Personal information
- Full name: Robert Stewart McLaren
- Born: 10 May 1919 Perth, Perthshire, Scotland
- Died: 20 August 2006 (aged 87) Torquay, Devon, England
- Batting: Right-handed
- Role: Wicket-keeper

Domestic team information
- 1947–1949: Scotland

Career statistics
| Competition | First-class |
| Matches | 6 |
| Runs scored | 23 |
| Batting average | 2.87 |
| 100s/50s | –/– |
| Top score | 7 |
| Catches/stumpings | 6/7 |
- Source: Cricinfo, 26 July 2022

= Robert McLaren (cricketer) =

Scottish cricketer and soldier

Robert Stewart McLaren (10 May 1919 — 20 August 2006) was a Scottish first-class cricketer and British Army officer.

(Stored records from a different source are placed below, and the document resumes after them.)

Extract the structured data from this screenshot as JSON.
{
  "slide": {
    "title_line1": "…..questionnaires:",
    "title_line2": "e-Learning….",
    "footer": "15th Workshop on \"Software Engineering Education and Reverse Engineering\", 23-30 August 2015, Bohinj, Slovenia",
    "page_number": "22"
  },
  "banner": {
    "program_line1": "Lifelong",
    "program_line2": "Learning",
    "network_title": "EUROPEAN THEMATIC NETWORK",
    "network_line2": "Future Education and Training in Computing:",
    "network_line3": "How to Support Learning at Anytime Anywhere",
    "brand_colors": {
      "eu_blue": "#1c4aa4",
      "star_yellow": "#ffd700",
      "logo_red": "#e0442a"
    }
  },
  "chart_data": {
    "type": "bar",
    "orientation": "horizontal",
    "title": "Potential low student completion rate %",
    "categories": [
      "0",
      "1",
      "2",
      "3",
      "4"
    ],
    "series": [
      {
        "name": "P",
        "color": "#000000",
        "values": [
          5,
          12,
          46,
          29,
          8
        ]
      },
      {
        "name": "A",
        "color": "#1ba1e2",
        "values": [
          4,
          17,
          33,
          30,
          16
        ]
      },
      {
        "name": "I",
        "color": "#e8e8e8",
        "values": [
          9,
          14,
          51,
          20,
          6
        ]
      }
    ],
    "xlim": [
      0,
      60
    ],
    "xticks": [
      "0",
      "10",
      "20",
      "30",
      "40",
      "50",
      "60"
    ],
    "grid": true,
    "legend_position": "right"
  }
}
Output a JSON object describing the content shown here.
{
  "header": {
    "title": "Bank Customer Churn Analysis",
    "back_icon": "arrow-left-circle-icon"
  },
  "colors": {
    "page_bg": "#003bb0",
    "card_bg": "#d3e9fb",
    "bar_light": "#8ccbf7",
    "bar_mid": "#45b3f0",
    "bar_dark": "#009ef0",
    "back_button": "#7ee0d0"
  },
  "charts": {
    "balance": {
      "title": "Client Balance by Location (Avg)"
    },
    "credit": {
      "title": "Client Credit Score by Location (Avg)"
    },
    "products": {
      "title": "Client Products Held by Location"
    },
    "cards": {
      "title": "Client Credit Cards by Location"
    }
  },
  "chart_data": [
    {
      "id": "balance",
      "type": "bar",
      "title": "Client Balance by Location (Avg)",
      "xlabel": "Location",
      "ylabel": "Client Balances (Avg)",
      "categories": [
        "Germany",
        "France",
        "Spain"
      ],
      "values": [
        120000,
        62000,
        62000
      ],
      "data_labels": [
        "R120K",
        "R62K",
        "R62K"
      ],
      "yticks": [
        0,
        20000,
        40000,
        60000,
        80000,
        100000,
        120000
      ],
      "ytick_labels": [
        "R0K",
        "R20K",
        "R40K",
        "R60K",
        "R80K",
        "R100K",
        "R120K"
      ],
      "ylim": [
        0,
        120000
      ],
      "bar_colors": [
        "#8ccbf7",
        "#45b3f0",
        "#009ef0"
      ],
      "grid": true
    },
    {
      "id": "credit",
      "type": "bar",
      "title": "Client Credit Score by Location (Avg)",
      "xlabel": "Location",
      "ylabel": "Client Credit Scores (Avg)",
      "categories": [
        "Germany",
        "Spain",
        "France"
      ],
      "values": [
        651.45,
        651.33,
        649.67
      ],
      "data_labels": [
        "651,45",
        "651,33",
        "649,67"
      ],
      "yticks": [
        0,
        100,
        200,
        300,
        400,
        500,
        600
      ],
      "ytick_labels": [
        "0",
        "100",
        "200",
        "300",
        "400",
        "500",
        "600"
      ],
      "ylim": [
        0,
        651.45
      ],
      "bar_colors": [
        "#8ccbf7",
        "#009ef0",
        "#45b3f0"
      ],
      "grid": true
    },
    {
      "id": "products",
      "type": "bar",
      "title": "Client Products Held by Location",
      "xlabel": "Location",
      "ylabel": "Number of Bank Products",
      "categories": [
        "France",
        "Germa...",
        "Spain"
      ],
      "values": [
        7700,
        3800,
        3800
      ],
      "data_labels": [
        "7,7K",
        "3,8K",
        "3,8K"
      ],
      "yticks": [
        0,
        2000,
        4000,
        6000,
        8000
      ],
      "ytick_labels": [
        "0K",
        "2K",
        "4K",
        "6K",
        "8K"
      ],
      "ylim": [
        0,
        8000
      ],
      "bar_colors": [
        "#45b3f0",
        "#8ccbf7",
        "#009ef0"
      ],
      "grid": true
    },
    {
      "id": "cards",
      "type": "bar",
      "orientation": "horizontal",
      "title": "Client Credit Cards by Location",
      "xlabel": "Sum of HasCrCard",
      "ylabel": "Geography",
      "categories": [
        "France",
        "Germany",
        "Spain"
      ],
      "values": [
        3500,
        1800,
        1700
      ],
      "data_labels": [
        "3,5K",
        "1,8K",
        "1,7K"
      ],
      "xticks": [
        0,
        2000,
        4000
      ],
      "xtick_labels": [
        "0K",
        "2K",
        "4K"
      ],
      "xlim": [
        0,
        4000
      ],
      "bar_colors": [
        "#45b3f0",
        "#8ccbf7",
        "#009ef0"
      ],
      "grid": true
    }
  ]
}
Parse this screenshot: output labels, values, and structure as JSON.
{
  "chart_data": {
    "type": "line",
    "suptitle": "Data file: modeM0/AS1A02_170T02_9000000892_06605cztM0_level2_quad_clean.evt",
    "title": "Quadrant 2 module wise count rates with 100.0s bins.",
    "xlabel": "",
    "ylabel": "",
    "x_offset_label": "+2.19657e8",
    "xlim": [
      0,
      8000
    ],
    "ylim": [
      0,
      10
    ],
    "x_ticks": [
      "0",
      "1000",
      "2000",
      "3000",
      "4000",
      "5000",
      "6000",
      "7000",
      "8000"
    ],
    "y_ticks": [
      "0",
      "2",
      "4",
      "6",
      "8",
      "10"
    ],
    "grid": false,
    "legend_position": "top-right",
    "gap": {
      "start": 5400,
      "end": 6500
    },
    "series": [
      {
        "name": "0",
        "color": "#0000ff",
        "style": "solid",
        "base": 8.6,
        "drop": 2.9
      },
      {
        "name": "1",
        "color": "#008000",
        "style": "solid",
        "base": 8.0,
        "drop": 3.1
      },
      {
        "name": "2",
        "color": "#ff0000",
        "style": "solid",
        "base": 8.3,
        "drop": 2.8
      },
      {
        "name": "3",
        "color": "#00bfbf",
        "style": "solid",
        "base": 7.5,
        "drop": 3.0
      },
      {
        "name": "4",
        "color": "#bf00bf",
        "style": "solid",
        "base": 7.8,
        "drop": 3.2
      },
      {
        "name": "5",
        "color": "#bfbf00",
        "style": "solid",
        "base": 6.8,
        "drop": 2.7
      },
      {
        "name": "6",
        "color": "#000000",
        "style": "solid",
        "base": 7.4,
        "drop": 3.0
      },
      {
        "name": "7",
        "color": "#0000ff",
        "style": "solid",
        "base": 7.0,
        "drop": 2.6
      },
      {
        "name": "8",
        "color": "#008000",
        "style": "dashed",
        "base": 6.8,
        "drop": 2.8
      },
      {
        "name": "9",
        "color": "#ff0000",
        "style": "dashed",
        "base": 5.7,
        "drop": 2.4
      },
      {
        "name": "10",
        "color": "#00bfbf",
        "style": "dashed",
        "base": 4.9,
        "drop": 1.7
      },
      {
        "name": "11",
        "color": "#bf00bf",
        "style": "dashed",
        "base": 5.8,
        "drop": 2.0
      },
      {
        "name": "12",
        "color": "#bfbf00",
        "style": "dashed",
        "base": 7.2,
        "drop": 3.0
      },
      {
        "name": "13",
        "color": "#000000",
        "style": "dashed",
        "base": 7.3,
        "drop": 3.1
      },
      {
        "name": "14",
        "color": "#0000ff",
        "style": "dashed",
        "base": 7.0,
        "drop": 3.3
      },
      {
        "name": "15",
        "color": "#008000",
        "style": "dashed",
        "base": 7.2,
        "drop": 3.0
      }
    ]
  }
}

McLaren was born at Perth in May 1919, where he was educated at Perth Academy. During the Second World War, McLaren was commissioned as a second lieutenant in the Black Watch in February 1943. A club cricketer for Carlton Cricket Club, he made his debut for Scotland in first-class cricket against Warwickshire on Scotland's 1947 tour of England. He played first-class cricket for Scotland until 1949, making six appearances. Playing as a wicket-keeper in the Scotland team, he took 6 catches and made 7 stumpings. A true tailend batsman, he scored 23 runs at an average of 2.87. He joined Dunfermline Cricket Club in November 1953. Outside of cricket, he worked firstly as a bank clerk, before becoming the manager of a steel plant. McLaren died in England at Torquay in August 2006.